An experiment that proved to be very helpful in developing mathematical skills was one in which the teacher asked the children to choose a topic that they were interested in. The children decided that they wanted to talk and work with the word pizza. They drew pizzas and divided them in pieces allowing the children to learn about fractions and other math concepts. Therefore, her research in this elementary school in Salt Lake City has proven to be very useful when considering teaching approaches in math, literacy, and other areas of the curriculum.

This theory focuses on what adults and children can do when they engage in a good learning experience. Allowing children to become more involved would certainly make a difference for those children who are extremely intelligent and the class curriculum bores them.

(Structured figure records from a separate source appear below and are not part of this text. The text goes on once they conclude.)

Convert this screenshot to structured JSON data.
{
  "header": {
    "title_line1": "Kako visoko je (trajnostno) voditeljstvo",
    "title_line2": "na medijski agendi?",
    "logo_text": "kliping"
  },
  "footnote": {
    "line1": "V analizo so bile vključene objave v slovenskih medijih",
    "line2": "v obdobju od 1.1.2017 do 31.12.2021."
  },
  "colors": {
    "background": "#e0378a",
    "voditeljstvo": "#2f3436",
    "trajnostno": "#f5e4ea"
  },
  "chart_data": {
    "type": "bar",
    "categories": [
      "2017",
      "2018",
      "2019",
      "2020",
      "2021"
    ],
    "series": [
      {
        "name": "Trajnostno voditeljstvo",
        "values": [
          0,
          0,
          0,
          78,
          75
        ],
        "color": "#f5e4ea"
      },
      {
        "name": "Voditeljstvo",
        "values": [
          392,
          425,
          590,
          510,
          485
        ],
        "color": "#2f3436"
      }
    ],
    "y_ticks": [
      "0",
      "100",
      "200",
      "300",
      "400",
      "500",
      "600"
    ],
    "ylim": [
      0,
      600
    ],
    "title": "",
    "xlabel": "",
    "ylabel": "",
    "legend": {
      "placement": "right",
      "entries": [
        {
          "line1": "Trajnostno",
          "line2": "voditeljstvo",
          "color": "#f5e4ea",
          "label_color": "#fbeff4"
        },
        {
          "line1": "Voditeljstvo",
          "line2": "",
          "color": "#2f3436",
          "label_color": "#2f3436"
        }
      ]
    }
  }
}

Those children would benefit from this type of instruction because it would let them express themselves freely and this would keep them from any mischief which they tend to get into when they are not challenged. The only problem would be to get more parents to volunteer their time to interact with the classroom because the majority of the community cannot or will not volunteer because of work, school, etc.

Dr. Rogoff’s main focus is to get the community to become involved with their children. She emphasizes on the importance of adults and children learning together and how cultural processes are involved in all of children’s learning. According to Dr. Rogoff, the key to school reform, which many people desire, is to emphasize collaborative work between children, teachers, and parents.